Jobs and economic growth are created where businesses are located and investments made. A number of factors affect where firms choose to locate and where and how much that is invested. Many of these factors are hard to influence in the short run while others are governed by politicians and can be designed in order to stimulate desirable business and investment behaviour. One such factor is taxation.
This report summarises the economic literature on the impact of taxation on business location and investment decisions. Even if the focus is on the impact the corporate income tax rate has on businesses’ localisation and investment decisions, other taxes, such as taxation of labour income and personal capital income, are also discussed.
The results of the report suggest that taxes play an important role for enterprises’ localisation and investment decisions. The corporate tax rate impacts where enterprises locate, where foreign direct investments take place, and where profits are reported. The corporate tax rate is an important policy instrument for especially new EU member states as they lack many of the other important factors, such as agglomeration effects, and can by having attractive corporate tax rates gain investments. Hence, the corporate tax rate should be lower in the new member states than in the old. Labour taxation is also an important factor influencing the amount of foreign direct investment that are invested in a country, but more so in the old member states.
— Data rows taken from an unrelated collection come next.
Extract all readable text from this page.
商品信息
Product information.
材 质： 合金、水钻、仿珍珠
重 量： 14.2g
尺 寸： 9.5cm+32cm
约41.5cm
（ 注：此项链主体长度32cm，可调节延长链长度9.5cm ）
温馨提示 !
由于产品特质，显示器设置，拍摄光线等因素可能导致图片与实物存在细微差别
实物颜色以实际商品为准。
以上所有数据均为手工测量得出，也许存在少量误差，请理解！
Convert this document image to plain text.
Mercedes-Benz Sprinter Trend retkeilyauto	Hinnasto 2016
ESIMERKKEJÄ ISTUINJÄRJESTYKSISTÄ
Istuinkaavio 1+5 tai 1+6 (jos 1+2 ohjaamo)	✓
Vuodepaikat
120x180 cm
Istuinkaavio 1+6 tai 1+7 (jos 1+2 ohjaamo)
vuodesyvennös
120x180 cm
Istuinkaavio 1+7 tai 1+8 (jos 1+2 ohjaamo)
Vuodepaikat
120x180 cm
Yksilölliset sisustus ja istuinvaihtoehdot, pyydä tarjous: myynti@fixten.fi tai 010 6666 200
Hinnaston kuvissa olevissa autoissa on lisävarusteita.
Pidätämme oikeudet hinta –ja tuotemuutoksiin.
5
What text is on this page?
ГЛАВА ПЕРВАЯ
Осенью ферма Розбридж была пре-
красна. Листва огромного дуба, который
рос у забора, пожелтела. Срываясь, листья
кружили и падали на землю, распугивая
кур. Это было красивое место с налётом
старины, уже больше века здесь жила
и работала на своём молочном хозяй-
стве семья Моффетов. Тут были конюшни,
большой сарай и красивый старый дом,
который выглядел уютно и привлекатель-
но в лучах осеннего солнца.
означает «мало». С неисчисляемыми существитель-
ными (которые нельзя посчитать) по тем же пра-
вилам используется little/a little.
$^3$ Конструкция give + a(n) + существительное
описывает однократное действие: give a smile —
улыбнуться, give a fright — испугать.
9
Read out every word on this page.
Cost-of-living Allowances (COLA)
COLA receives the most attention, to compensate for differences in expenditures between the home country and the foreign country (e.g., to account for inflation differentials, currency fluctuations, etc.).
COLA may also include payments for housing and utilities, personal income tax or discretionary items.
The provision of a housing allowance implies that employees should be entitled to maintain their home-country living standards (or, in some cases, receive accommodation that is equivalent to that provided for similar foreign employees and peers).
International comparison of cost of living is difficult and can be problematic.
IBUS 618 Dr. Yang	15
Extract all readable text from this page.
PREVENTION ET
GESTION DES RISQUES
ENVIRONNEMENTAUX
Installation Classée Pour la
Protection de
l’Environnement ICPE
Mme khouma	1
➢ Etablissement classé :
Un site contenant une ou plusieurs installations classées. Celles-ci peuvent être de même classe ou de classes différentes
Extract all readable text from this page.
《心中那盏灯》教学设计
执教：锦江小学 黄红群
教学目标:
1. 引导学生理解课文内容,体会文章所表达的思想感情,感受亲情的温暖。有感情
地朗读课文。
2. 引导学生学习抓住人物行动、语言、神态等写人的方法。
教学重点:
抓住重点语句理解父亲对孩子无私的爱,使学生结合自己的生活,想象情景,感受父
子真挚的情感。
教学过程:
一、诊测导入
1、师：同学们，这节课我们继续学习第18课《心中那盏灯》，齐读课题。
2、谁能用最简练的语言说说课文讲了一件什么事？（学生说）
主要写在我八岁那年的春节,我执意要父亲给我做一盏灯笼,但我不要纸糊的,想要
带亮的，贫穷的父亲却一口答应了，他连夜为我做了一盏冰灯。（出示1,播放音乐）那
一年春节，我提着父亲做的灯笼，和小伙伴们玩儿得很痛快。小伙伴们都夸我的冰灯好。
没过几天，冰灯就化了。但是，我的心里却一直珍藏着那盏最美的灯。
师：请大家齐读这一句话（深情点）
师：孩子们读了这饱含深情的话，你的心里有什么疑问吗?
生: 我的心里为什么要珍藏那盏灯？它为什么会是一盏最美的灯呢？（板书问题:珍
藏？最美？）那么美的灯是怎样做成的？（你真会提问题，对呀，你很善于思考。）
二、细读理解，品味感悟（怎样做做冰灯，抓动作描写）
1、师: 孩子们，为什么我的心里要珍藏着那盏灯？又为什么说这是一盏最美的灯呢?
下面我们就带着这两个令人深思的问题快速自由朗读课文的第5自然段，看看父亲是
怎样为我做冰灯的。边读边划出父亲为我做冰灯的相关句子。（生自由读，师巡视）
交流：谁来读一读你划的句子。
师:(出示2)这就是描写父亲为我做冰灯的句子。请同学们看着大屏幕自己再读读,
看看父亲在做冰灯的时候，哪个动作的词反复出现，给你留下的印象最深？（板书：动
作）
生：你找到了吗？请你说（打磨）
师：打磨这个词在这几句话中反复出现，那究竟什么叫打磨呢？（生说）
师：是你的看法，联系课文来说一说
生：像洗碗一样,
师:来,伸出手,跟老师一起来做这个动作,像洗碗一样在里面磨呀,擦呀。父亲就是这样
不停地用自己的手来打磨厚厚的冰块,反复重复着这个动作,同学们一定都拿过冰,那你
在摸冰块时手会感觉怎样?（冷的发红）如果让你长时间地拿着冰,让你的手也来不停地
While the corporate tax rate is important for already established and profit making enterprises, the personal capital income tax is relatively more important for the creation of new and innovative enterprises.
For Sweden – a small country located in the periphery – the implication of the results suggests that the corporate tax rate should be below the rate in the big countries located in the European core. In addition, it may be worthwhile to investigate whether the, in an international perspective, high tax rate on personal capital income hinders enterprise creation and should be lowered.